A rectangular-fit classifier for synthetic aperture radar automatic target recognition

The utility of a rectangular-fit classifier for Synthetic Aperture Radar Automatic Target Recognition (SAR ATR) is examined. The target is fitted with and modeled as a rectangle that can best approximate its boundary. The rectangular fit procedure involves 1) a preprocessing phase to remove the background clutter and noise, 2) a pose detection phase to establish the alignment of the rectangle via a least squares straight line fitting algorithm, and 3) size determination phase via stretching the width and the height dimensions of the rectangle in order to encapsulate a pre-specified, e.g., 90%, of the points in the target. A training set composed of approximately half the total images in the MSTAR public imagery database are used to obtain and record the statistical variations in the width and height of the resulting rectangles for each potential target.
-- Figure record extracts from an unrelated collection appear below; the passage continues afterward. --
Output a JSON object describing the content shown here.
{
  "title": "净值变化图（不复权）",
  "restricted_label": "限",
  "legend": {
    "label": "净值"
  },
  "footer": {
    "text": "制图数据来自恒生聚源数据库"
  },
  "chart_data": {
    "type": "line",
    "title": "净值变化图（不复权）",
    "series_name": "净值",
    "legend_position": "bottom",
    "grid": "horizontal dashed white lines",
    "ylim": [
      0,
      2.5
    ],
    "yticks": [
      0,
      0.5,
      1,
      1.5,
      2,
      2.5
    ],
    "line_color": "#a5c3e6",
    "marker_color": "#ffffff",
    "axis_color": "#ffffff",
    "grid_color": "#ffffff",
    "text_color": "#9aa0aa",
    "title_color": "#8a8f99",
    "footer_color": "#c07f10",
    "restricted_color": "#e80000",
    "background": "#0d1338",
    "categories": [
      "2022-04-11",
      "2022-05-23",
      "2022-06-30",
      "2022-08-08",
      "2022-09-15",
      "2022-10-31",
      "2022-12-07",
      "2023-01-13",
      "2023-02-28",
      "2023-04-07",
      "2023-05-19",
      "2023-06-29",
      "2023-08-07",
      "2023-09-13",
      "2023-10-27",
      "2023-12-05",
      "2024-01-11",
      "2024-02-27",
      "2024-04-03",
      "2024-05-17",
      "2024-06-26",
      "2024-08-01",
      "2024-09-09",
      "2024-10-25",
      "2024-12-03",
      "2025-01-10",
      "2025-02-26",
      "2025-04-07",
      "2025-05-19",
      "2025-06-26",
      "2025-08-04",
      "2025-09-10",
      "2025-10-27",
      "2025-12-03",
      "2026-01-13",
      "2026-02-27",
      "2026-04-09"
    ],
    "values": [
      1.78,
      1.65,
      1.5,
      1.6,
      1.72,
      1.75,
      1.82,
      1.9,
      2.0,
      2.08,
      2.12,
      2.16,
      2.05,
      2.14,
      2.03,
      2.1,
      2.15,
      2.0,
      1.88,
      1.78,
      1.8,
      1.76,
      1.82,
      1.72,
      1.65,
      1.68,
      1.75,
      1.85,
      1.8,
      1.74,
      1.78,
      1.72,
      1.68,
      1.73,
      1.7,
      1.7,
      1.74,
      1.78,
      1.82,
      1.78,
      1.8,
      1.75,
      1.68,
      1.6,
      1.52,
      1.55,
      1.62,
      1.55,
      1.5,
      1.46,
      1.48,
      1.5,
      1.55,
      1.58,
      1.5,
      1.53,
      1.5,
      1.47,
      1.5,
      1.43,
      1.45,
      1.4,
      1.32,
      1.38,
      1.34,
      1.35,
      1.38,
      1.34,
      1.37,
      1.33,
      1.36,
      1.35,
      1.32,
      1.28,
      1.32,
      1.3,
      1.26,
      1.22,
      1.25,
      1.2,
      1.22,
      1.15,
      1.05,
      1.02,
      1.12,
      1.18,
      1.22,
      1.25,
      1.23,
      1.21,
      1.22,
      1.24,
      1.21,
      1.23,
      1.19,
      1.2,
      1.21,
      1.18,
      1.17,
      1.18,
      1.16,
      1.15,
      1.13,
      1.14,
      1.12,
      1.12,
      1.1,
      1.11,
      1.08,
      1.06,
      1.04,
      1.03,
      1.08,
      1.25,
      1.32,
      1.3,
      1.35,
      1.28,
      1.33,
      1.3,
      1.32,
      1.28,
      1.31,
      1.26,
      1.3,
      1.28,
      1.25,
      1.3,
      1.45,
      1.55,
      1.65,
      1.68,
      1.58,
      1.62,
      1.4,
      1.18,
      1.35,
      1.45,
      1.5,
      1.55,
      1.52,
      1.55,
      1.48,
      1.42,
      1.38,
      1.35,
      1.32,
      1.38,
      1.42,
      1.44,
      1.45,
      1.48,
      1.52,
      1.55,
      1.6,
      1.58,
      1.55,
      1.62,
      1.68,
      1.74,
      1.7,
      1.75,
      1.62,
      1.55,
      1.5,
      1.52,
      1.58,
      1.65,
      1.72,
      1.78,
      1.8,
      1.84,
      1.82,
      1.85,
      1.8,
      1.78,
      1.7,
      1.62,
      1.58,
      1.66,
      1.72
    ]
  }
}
The remaining half of the images is then used to assess the performance of this classifier. Preliminary results using minimum Euclidean and Mahalanobis distance classifiers show overall accuracies of 44% and 42%, respectively. Although the classification accuracy is relatively low, this technique can be successfully used in combination with other classifiers such as peaks, edges, corners, and shadow-based classifiers to enhance their performances. A unique feature of the rectangular fit classifier is that it is rotation invariant in its present form. However, observation of the dataset reveals that in general the shapes of the targets in SAR imagery are not fully rotation invariant. Thus, the classification accuracy is expected to improve considerably using multiple training sets, i.e., one training set generated and used for each possible pose. The tradeoff is the increased computation complexity which tends to be offset by ever increasing efficiency and speed of the processing hardware and software. The rectangular fit classifier can also be used as a pose detection routine and/or in conjunction with other ATR schemes, such as shadow-based ATR, that require an initial pose detection phase prior to matching.